Me encuentro haciendo peleas con hombres extraños; también es cierto que la enfermedad me embalsama los ojos de miedo, de odio, de resentimiento. No puedo evitarlo y ser preso es lo que temo, lo que me hace daño. No podré cambiar nada porque todo parece demasiado cierto. Y yo no quiero pelear, no puedo pelear porque no existe nada bueno detrás de la pelea, por mucho que me quieran después. Junto con algunas voces de mar siento cómo se aleja la felicidad, una felicidad que vivía antes conmigo, cuando todavía las voces significaban algo o cuando empezaban a significar. Ahora me encuentro peleando con hombres raros y añorando voces que se vuelven fantasmales. Ya no sé ni expresarlo, ya no tengo fuerzas para ello: me han vencido los muros pesadumbrosos místicos, pero también la química y la mentira de su verdad. No llegan las cartas porque nunca aprendimos la dirección donde enviarlas, pero uno sigue pensando en esas tristes palabras sabias: “Huelo a viejo, a piel descamada, a muerto, a vino y humo, a desgracia, a soledad. Y por lo poco que dura mi felicidad no voy a querer compartirla; seré egoísta y agradecido con el otro: no puedo permitirme dañar a más de uno, y el uno seré yo”. Le entiendo y compadezco. Algunas heridas ya son compartidas. Mi alma vagó algunas noches por un hotel, evidentemente sin descansar y sin ganar nada, dolida, esperanzada de no encontrar nada, tan contraria a lo que siempre había querido ser. No merece la pena el chispazo…

Cuatro Años Y Medio

Durante este largo camino ya bifurcado he perdido algunas ocasiones para felicitar, pero siempre existe una nueva: nunca es tarde. Hoy cinco de junio de dos mil diez cumplimos y cumplimos en Pensatiempos. Es nuestro cuarto cumpleaños y medio, por lo que, como habréis comprobado, he decido hacer unos cambios siempre agradables y una nueva cuenta de nuestros números. Fue posible, Krizio. Siguiendo una bonita propuesta de mi amigo, el cinco de enero de dos mil seis arrancamos y todavía no hemos parado, y hemos sido y somos muchas cosas: caballos, barcos, asesinos, drogadictos, prostitutas, sacerdotes, médicos, informáticos, soñadores, derrotados, ganadores y vencidos, escritores, soñadores, pintores, filósofos, personas a fin de cuentas.
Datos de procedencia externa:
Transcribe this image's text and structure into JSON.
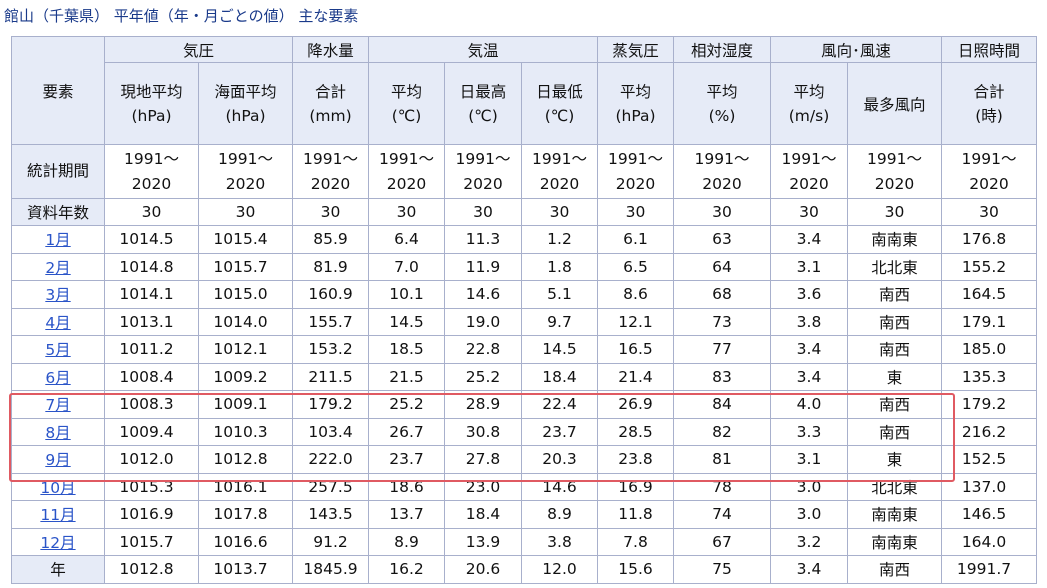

Desde entonces nuestra familia ha crecido mucho: a fecha de hoy somos treinta y siete seguidores, más o menos presentes. Y un número más: durante el último año se ha descargado esta página más de cinco mil veces, lo que me encanta y me da ánimos para seguir en pie y escribiendo. Bueno, y un número más: sin haberlo buscado del todo este escrito cumple la entrada número cuatrocientos. Evidentemente que no nos cambiará la vida nuestra reunión, pero, al menos, nos dará algunos nuevos puntos de vista y nos ofrecerá una comunicación (difícil de encontrar en la actualidad). Podríamos decir que formamos un grupo más. Tampoco lo haré más grande; simplemente decir que gracias por seguir visitando y formando parte de este “recoveco internetil”, y que ¡Nos Vemos En Pensatiempos!

Sucesos

Arriba se escuchan gritos atronadores; sale humo de las aulas. Y suena la alarma. Bajo, la calle está silenciosa; dos personas entran en la funeraria, y yo soy el punto que corta ambas realidades. Pocos segundos más allá dos inteligentes se dan cuenta que no lo son y que cualquiera puede tomarles el pelo. Un trabajador de sol a sol celebra en la cafetería que pronto podrá volver a su país, y se le cae la copa por los nervios y se hace añicos. Al otro lado, dos personas parecen sincerarse para conseguir el sexo que los dos necesitan. Mañana habrá enfado por las mentiras. Y yo, dos mesas más para allá, escribo…

Una Forma Sin Forma

Porque si no camina la línea, si la palabra no se escribe, si no hay escrito, algo en mí se muere. Si no hay idea no hay sensación, y tantas veces es en este orden: pero escribir no debe ser la fuente de sensaciones, por eso han pasado días en blanco, días sin palabras, sin escrito. He pasado algunos momentos buscando la palabra humilde, que no salía, que permanecía escondida. Quizás la utilice poco con todo lo que debería definirme. No me lo considero del todo: es una humildad pensarlo.
Los escritos, los míos, son egosintónicos, egodistónicos y, como éste, una línea fina sensacional. No me quiero hacer daño, hoy. Ayer, queriendo hacérmelo, pensé que no debo cambiar tus sensaciones, y hoy pienso que también tengo una opinión, que, en el peor de los casos, me la estoy formando, y hay algo que me apoya humildemente: los primeros vacíos de pelo frontoparietales. Utilizo todo lo que soy y cada día estirar de esta roca es más difícil: las palabras más tristes para el orgullo más querido. Que no es total. Me doy cuenta que el mismo punto, a veces, es más seguido que otro, pero que no puede intercambiarse por otro a parte. La literatura tiene sus límites: ¿es esto incuestionable? Se para cuando se quiere y se sigue por lo mismo: yo me enfado con mi orgasmo porque dura demasiado poco, y demasiado poco nuestro encuentro. Ya empiezas a conocerme: no soy una línea recta sino una forma sin forma compuesta por muchas líneas rectas entrelazadas entre sí…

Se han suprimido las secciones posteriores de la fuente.